Thoughts raced through my head as I tried to sort out what was happening.  What is back there?   Lurking, hiding?  Waiting for the right moment to attack me.  I was too gripped by fear to dare look.  Am I food?  Am I just something to rip to pieces?  Why am I the hunted? What has turned me into its victim, its prey?

It was then I strained to hear a faint sound…footsteps in the thick brush. . .a breaking twig, then another.  Small limbs snapping, acorns bursting, and leaves crunching with each slow step toward me, breaking the awful silence like shattering glass.  Something had gone terribly wrong.  Something was creeping up on me, closing in on me.  Step by step. . .carefully and quietly. . .closer and closer. . .methodically moving in for the kill.  What should I do?  Scream?  Make a run for it?  Turn and fight?  But fight with what?  Do I attack it before it attacks me?  What enemy am I facing?  How will it attack?  Teeth?  Fangs?  Claws?

My imagination ran wild as I still sat on that log, suspended in time. . .trying to picture this “thing.”  Turning around would have triggered an all-out, life-and-death struggle to survive.  Would I get past the first blow?  Lie dying, helplessly maimed?

The creature moved in close enough for me to hear and smell it.

I heard hoarse, raspy breathing. . .not fierce growls. . .but shallow, rapid, gasps of air from a mouth lathered in foam, becoming shorter and faster with each step.

And then I caught a grisly whiff that stuck in my nostrils: the nauseating, rancid scent of something hideous; a sweaty, greasy, hairy stench that turned my stomach, a musty, ghastly aroma that reeked of death.

The slowly approaching footsteps continued. . .until I could feel steamy, hot breath on my neck, and smell the rotting, putrid tang left by the last thing it had killed and eaten.

I sat in sheer terror, unable to think, to scream, to move, my lungs burning for the next breath.
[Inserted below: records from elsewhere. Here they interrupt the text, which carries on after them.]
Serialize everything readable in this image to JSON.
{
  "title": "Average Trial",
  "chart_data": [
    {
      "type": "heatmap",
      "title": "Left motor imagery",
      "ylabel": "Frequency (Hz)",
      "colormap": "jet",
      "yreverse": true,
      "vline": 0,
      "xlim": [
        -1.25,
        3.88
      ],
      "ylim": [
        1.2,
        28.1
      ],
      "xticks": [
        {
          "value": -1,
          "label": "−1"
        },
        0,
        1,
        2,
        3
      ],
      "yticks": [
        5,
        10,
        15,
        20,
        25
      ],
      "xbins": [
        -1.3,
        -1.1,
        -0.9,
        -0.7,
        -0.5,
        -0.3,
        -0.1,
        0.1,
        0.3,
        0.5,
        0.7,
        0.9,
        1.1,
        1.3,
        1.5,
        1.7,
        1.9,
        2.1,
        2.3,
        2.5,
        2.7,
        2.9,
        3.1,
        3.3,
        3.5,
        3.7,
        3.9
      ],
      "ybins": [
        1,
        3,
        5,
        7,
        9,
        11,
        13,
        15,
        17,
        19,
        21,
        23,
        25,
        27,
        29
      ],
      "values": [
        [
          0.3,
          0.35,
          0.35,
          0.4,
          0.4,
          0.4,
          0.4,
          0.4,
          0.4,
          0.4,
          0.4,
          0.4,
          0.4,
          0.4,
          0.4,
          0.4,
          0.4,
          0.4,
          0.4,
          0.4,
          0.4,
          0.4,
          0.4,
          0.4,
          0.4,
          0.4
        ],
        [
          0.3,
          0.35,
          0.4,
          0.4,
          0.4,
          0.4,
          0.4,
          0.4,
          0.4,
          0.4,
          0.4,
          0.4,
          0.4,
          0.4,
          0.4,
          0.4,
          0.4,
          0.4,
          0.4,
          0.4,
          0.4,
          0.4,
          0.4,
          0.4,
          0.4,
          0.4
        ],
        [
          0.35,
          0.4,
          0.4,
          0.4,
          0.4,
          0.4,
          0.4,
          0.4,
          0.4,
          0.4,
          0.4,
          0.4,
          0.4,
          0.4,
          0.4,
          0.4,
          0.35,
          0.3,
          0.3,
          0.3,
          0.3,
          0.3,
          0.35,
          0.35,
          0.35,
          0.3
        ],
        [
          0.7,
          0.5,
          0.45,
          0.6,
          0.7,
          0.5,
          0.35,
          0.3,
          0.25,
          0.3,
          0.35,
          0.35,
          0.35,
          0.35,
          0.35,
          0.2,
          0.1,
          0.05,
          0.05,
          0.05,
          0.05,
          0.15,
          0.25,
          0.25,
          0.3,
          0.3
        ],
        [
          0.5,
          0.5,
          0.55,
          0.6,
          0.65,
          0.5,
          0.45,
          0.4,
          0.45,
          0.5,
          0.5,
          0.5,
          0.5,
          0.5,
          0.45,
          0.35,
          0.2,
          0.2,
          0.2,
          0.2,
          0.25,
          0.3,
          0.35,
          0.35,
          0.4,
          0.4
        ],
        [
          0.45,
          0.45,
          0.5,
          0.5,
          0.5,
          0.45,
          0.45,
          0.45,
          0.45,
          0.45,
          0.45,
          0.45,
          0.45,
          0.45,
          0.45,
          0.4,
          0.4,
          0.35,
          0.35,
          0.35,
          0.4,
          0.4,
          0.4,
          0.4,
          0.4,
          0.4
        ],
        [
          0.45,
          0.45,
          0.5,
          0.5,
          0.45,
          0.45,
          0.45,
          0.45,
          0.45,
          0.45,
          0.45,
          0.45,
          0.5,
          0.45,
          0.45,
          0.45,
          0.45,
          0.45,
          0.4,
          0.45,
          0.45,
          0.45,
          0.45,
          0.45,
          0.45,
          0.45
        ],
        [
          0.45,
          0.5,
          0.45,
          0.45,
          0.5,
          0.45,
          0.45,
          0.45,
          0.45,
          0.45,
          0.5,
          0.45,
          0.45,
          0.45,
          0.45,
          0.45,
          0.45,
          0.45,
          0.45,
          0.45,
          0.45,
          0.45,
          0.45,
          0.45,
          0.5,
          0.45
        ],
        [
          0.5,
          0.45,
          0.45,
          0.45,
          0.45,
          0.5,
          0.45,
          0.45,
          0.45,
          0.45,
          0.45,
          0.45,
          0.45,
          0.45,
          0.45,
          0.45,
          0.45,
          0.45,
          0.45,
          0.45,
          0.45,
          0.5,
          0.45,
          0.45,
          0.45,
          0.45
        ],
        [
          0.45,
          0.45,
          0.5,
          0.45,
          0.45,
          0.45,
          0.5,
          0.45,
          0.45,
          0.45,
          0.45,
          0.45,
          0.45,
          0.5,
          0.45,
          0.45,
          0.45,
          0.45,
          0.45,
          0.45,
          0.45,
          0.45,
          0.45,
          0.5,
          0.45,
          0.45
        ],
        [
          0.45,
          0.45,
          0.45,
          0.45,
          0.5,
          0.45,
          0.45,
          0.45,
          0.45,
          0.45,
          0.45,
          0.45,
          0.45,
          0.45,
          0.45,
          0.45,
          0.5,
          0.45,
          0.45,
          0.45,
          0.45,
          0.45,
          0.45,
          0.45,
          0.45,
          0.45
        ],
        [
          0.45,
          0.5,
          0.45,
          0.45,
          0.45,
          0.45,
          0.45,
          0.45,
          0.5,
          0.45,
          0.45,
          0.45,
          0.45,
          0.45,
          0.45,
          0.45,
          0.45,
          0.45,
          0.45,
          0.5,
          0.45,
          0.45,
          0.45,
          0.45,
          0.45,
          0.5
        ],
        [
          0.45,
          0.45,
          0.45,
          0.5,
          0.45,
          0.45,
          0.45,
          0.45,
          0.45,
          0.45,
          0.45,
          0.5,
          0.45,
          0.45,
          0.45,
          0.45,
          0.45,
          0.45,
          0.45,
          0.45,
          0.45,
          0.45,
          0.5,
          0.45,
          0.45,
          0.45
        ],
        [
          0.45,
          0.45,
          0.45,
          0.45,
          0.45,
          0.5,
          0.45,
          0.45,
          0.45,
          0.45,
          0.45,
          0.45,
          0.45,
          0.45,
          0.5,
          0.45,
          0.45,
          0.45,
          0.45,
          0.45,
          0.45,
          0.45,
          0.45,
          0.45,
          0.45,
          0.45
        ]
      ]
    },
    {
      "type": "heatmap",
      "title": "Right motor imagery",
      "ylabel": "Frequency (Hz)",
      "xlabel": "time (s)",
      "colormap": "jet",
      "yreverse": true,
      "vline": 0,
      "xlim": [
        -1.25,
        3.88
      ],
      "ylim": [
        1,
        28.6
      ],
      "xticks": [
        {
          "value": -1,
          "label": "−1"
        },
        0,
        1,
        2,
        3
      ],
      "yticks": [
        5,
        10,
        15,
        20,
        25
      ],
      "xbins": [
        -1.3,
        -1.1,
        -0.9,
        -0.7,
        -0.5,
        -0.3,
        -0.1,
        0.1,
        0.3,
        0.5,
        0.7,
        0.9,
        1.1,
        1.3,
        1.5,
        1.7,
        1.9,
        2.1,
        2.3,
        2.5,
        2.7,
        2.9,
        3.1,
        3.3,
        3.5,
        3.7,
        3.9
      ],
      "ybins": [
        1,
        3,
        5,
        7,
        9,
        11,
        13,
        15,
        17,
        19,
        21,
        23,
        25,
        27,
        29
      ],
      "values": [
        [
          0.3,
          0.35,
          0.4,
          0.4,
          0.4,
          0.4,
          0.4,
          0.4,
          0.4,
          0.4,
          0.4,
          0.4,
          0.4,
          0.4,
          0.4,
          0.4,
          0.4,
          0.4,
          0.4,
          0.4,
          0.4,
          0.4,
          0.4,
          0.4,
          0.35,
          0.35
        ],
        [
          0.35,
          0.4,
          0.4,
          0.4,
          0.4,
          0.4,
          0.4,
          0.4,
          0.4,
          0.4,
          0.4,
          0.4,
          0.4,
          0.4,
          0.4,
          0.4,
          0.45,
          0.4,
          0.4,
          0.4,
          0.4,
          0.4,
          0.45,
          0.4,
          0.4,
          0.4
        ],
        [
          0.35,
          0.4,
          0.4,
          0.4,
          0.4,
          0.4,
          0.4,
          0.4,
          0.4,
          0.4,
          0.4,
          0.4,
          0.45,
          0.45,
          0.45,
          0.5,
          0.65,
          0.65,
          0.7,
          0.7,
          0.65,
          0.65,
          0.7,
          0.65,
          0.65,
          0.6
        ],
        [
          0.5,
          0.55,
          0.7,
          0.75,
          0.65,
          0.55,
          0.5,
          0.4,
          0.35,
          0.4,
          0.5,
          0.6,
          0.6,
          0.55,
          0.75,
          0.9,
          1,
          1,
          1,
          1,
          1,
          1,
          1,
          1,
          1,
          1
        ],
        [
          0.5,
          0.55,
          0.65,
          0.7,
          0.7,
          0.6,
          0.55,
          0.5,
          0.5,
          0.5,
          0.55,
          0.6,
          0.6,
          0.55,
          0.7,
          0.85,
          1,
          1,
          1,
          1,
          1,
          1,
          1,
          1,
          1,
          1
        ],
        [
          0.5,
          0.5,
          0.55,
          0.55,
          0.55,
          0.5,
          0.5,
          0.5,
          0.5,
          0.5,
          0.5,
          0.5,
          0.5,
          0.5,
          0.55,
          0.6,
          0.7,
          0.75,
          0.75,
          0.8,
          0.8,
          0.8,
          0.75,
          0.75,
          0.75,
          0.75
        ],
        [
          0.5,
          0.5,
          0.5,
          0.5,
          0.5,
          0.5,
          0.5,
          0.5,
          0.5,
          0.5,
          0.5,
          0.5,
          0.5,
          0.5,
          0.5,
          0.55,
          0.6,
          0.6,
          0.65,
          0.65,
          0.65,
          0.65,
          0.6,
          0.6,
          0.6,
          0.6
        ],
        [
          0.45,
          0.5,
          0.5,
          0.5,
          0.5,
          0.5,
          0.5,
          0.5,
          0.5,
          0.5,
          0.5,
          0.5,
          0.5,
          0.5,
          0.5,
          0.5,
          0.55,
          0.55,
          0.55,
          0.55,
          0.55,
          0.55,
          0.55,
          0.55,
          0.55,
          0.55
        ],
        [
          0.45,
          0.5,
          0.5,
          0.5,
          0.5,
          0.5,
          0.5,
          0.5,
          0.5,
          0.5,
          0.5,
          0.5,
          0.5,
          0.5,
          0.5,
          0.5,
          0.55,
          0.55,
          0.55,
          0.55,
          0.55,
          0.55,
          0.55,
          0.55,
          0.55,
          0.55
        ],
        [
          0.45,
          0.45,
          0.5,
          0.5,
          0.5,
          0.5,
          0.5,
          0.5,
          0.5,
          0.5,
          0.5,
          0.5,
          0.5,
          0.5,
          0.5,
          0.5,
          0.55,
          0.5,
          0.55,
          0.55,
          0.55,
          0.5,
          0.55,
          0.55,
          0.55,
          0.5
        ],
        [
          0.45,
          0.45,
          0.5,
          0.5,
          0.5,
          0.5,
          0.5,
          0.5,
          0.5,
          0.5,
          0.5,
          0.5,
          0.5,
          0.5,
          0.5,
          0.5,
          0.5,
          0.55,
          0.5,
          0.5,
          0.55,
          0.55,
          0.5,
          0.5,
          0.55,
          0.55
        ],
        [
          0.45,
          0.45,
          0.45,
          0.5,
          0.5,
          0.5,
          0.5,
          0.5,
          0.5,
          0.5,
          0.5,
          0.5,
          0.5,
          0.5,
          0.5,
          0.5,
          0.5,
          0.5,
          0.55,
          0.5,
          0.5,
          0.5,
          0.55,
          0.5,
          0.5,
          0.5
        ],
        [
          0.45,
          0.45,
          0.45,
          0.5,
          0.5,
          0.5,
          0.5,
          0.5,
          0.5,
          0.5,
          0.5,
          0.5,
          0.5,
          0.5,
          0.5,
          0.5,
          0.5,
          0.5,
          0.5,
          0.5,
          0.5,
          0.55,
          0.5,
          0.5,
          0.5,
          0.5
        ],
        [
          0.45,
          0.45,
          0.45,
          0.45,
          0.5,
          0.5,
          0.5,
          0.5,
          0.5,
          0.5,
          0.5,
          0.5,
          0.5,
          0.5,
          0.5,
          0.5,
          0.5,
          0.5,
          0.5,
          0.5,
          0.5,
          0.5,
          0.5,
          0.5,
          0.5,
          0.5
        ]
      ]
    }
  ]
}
This larger-than-life monster was now close enough to brutally attack, and I could not so much as lift a finger in defense.

Without daring to turn my head to catch a glimpse, I whispered a desperate plea:  What are you? Who are you?

And after an agonizing silence. . .. the thing that I dreaded most happened.

He ate me.

 

Alternate ending:

And after an agonizing silence. . .he finally screamed at me:

Doooogggie!!! *

*Doogie was the nickname of a boy my kids knew well who lived where the setting of this story is located.  As I recall, his only claim to fame (or at least how he got himself noticed) was that he could swallow a whole piece of stewed okra without first chewing it.  It would be just like Doogie to sneak up behind any of us and scare us half to death.